Primary Care Case Management (PCCM) is a way of running Medicaid Managed Care without HMOs. Recipients choose a Primary Care Provider (PCP) who acts as their "medical home". The PCP is responsible for managing their care including providing preventive health services, coordinating care, and in some states, acting as a gatekeeper to specialty services. PCPs must provide 24-hour access to information, emergency treatment and referrals and are expected to provide all routine preventive care. PCPs include primary care physicians, clinics, group practices, and nurse practitioners, among others.
Providers bill the state under fee-for-service for the services they provide. PCPs also receive a flat per member per month fee or an increase in their preventive service fees to pay for case management services. Providers bear no financial risk for the services they provide or approve.
Yes, currently 29 states use some form of PCCM; the majority have both PCCM and HMO programs, often in the same area of the state. Several states with both PCCM and HMOs maintain that parallel systems make both programs stronger, promote accountability, give the state more options in negotiations, and offer consumers more choice.
States with PCCM programs report savings similar to full-risk HMO programs. States see a decrease in emergency room use, a decrease in specialty services and an increase in the use of preventive care over fee for service levels.
Providers in PCCM states are generally satisfied with the program and are far more positive about PCCM than HMOs. They have more control over medical decision-making and their administrative burden is far less. PCCM in Connecticut could significantly increase the number of providers willing to care for Medicaid and HUSKY patients.
Surveys from states with PCCM programs find greater satisfaction among consumers with PCCM. Massachusetts consumers, who have a choice between PCCM and HMOs, overwhelmingly choose PCCM.
Vermont recently lost all the HMOs from their Medicaid program and had to implement a PCCM program quickly. Since the switch, Vermont consumers have enjoyed an increase in available providers. Several other states are considering either instituting PCCM or expanding current PCCM programs in response to Medicaid HMO instability.

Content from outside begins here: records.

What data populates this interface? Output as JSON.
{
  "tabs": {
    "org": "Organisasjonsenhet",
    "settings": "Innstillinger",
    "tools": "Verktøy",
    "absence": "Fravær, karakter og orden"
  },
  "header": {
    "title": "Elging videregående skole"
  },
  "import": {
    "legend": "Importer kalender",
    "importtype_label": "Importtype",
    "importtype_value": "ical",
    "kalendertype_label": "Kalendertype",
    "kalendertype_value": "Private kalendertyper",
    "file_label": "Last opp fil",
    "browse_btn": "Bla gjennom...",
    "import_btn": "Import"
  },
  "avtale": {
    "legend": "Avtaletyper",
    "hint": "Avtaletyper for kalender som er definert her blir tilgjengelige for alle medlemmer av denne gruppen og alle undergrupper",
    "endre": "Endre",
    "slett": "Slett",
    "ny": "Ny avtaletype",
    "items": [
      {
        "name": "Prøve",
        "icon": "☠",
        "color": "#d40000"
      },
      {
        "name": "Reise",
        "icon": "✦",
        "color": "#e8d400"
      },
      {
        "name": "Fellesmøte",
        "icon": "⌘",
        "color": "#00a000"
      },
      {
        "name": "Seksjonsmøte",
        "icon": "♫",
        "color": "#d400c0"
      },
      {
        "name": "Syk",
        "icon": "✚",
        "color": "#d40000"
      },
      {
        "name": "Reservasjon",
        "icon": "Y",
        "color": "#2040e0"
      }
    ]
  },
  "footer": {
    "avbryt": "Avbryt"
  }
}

Consumers may not notice much change at all. They now choose a PCP after they choose a health plan, and must get approval from the PCP for referrals. They should notice an increase in the number of available providers, both because more providers may be attracted to the program, and because they can choose any provider who takes Medicaid, not just one from their health plan's network. They will no longer have to figure out where to call with what problem - they should call their PCP.

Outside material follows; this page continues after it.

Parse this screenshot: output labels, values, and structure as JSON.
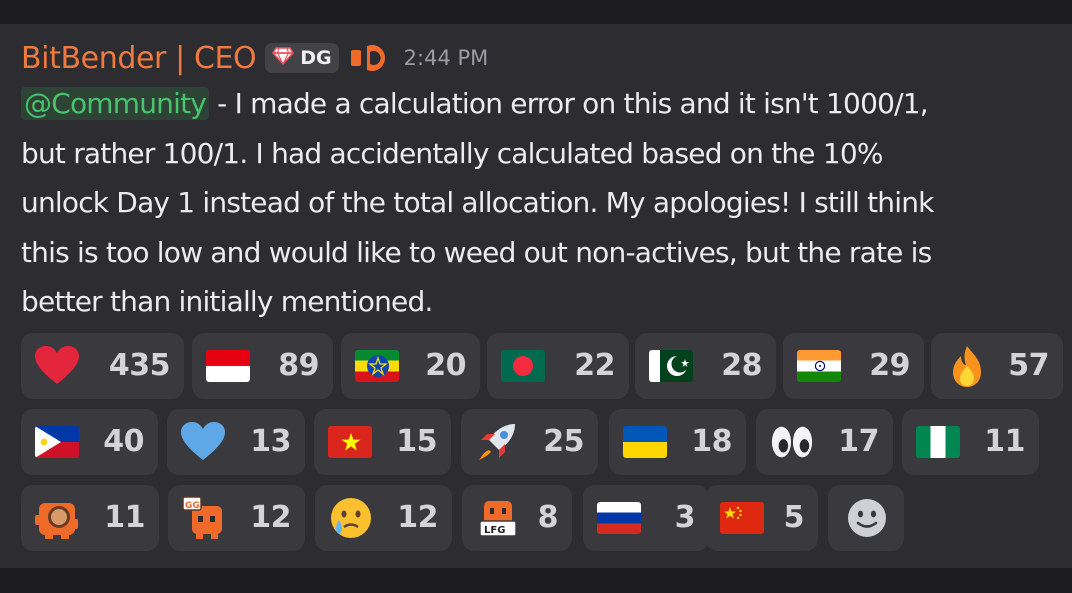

States vary in how they manage their provider networks, provider recruitment, data collection and analysis, monitoring, quality improvement, patient education (including toll-free lines), disease management programs, and enrollment. Some states perform all these functions in-house by state employees, other states contract out some functions and Texas contracts out all these functions to one company. Most states monitor client and provider satisfaction annually through surveys.
Under PCCM, the state "owns" the program data and any best practices identified by monitoring. All recipients benefit from effective disease management programs, not just those in one HMO. Under PCCM the state has more control over providers and the quality of services delivered to clients, as the state is paying for them directly.

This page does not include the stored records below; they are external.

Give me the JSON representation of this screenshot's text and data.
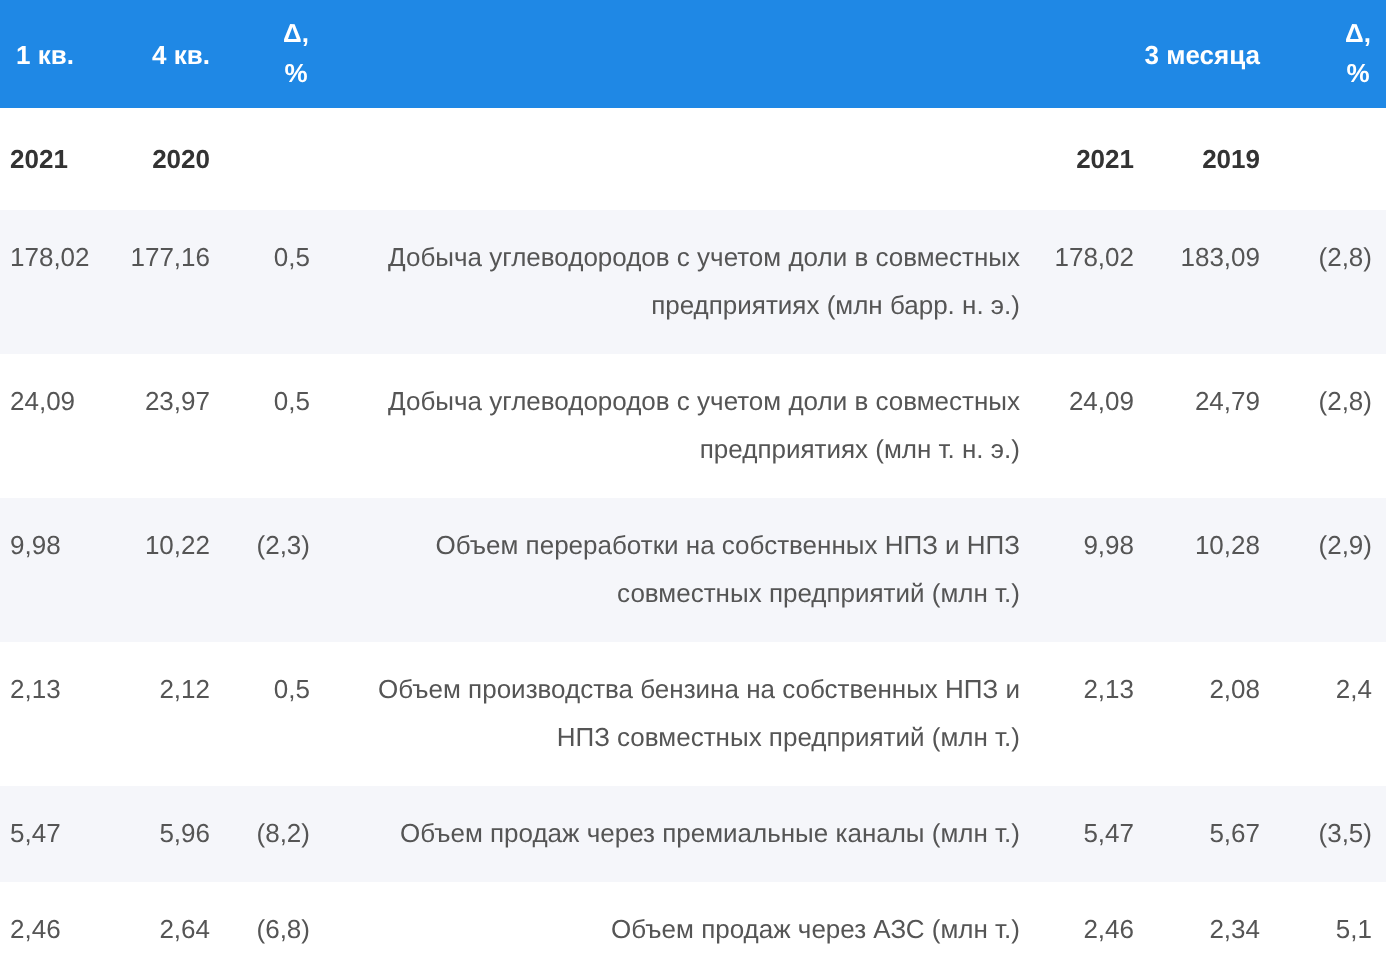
{
  "header": {
    "q1": "1 кв.",
    "q4": "4 кв.",
    "delta_q": "Δ, %",
    "months": "3 месяца",
    "delta_m": "Δ, %"
  },
  "years": {
    "q1": "2021",
    "q4": "2020",
    "m_current": "2021",
    "m_prior": "2019"
  },
  "rows": [
    {
      "q1": "178,02",
      "q4": "177,16",
      "delta_q": "0,5",
      "indicator": "Добыча углеводородов с учетом доли в совместных предприятиях (млн барр. н. э.)",
      "m_current": "178,02",
      "m_prior": "183,09",
      "delta_m": "(2,8)"
    },
    {
      "q1": "24,09",
      "q4": "23,97",
      "delta_q": "0,5",
      "indicator": "Добыча углеводородов с учетом доли в совместных предприятиях (млн т. н. э.)",
      "m_current": "24,09",
      "m_prior": "24,79",
      "delta_m": "(2,8)"
    },
    {
      "q1": "9,98",
      "q4": "10,22",
      "delta_q": "(2,3)",
      "indicator": "Объем переработки на собственных НПЗ и НПЗ совместных предприятий (млн т.)",
      "m_current": "9,98",
      "m_prior": "10,28",
      "delta_m": "(2,9)"
    },
    {
      "q1": "2,13",
      "q4": "2,12",
      "delta_q": "0,5",
      "indicator": "Объем производства бензина на собственных НПЗ и НПЗ совместных предприятий (млн т.)",
      "m_current": "2,13",
      "m_prior": "2,08",
      "delta_m": "2,4"
    },
    {
      "q1": "5,47",
      "q4": "5,96",
      "delta_q": "(8,2)",
      "indicator": "Объем продаж через премиальные каналы (млн т.)",
      "m_current": "5,47",
      "m_prior": "5,67",
      "delta_m": "(3,5)"
    },
    {
      "q1": "2,46",
      "q4": "2,64",
      "delta_q": "(6,8)",
      "indicator": "Объем продаж через АЗС (млн т.)",
      "m_current": "2,46",
      "m_prior": "2,34",
      "delta_m": "5,1"
    }
  ]
}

Maine operates a PCP incentive payment program - essentially a pool of money beyond case management and service fees -- that is targeted to PCPs who provide higher quality care. The mechanism for judging quality was designed together with providers.
A clear key to success from other states' experience is to develop any program in an open process that includes meaningful input from consumers, providers, policymakers, researchers and advocates.